Stöbern in Pflanzenkatalogen, Schmökern in Gartenbüchern und vielleicht auch mal eine Skizze zeichnen. Welche Pflanzen möchten wir auf welchem Beet kombinieren?
Ich verliebe mich immer wieder in neue Pflanzenduos oder auch schon mal Trios. So hat mich vor ein paar Tagen ein Foto verzaubert, auf dem sich in leuchtenden Gelb- und Orangetönen blühende Etagenprimeln mit pinkfarbigem Knabenkraut ein feuchtes Plätzchen am Teichrand teilten. Eine reizvolle Farb- und Formkombination, die unter die Haut geht!

RoseWeiße Bibernellrosen in Kombination mit Orangerotem Habichtskraut

Es lohnt sich auf jeden Fall, hin und wieder auf die Partnerwünsche der Pflanzen untereinander einzugehen. Manchmal streue ich einfach eine Handvoll gemischten Sommerblumensamen in entstandene Lücken, um zu sehen, wer mit wem besonders gut kann. Auf diese Weise  entstehen oft die allerschönsten Paare oder Gruppierungen. Diese fotografiere ich und die besten Fotos klebe ich anschließend in ein kleines Gartentagebuch. So bekomme ich ohne viel Aufwand und sogar ganz ohne Text ein kleines Büchlein über gelungene Pflanzenkombinationen.

Wie sollte man die kommenden grauen Wintertage überstehen, ohne Erinnerungen an bunte Blumenbeete, an saftige Erdbeeren,  Dillblüten, die über  Salatköpfen schweben, Libellen am Teich und das Summen und Brummen der emsigen Blütenbesucher?
Es ist  wohl eine Art letzter Gruß des Sommers, wenn in dieser grauen Zeit, allem Trübsinn zum Trotz, die scheinbar undurchdringlich dicke und dichte Wolkendecke aufreißt und die Sonne ihre hellen Strahlen noch einmal wärmend auf die Erde herabscheinen lässt. Und es ist fast schon belustigend, mit anzusehen, wie Kosmeen, Ringelblumen, römische Kamille und so einige andere auf dieses Sommersonnenabschiedsspiel hereinfallen, indem sie noch schnell ein paar ihrer wirklich letzten Blütenknospen des Jahres öffnen. Ob sie sogar so töricht sind und auf Besucher hoffen? Doch der ersehnte Besuch bleibt aus, so dass ihre Sehnsucht unerfüllt bleiben muss.

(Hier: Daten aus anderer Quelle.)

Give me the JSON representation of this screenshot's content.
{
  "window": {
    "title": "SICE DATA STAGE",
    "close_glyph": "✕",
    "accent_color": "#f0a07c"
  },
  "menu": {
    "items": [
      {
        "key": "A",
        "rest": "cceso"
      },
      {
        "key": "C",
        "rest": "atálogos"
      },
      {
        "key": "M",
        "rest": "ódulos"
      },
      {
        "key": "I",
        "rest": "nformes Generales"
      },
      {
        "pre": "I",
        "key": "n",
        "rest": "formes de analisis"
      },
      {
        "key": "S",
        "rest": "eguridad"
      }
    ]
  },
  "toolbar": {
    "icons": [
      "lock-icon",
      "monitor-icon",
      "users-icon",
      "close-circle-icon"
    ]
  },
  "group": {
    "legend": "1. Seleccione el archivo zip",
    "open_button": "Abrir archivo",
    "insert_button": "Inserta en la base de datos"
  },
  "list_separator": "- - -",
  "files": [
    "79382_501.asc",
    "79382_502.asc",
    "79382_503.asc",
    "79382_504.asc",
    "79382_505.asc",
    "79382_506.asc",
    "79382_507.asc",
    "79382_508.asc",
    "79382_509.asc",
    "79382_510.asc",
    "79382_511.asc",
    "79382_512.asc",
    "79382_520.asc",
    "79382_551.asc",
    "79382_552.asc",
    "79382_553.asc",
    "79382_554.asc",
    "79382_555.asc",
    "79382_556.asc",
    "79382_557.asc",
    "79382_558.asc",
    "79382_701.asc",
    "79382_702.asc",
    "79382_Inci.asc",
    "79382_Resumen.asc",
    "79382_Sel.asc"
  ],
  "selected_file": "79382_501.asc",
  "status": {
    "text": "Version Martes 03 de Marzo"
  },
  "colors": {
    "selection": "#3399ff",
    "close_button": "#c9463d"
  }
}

Liebe auf den ersten Blick

Es war an einem ebenso trüben rheinischen Novembertag, wie wir ihn heute haben, als ich meinen jetzigen Garten das erste mal betrat. 4 Jahre lang hatte hier kein Gärtner mehr nach dem Rechten gesehen. Der völlig verwahrloste Garten bot einen wirklich jämmerlichen Anblick und sogar die Hütte am Ende des langen schlauchartigen Grundstücks war baufällig und daher zum Abriss verdammt.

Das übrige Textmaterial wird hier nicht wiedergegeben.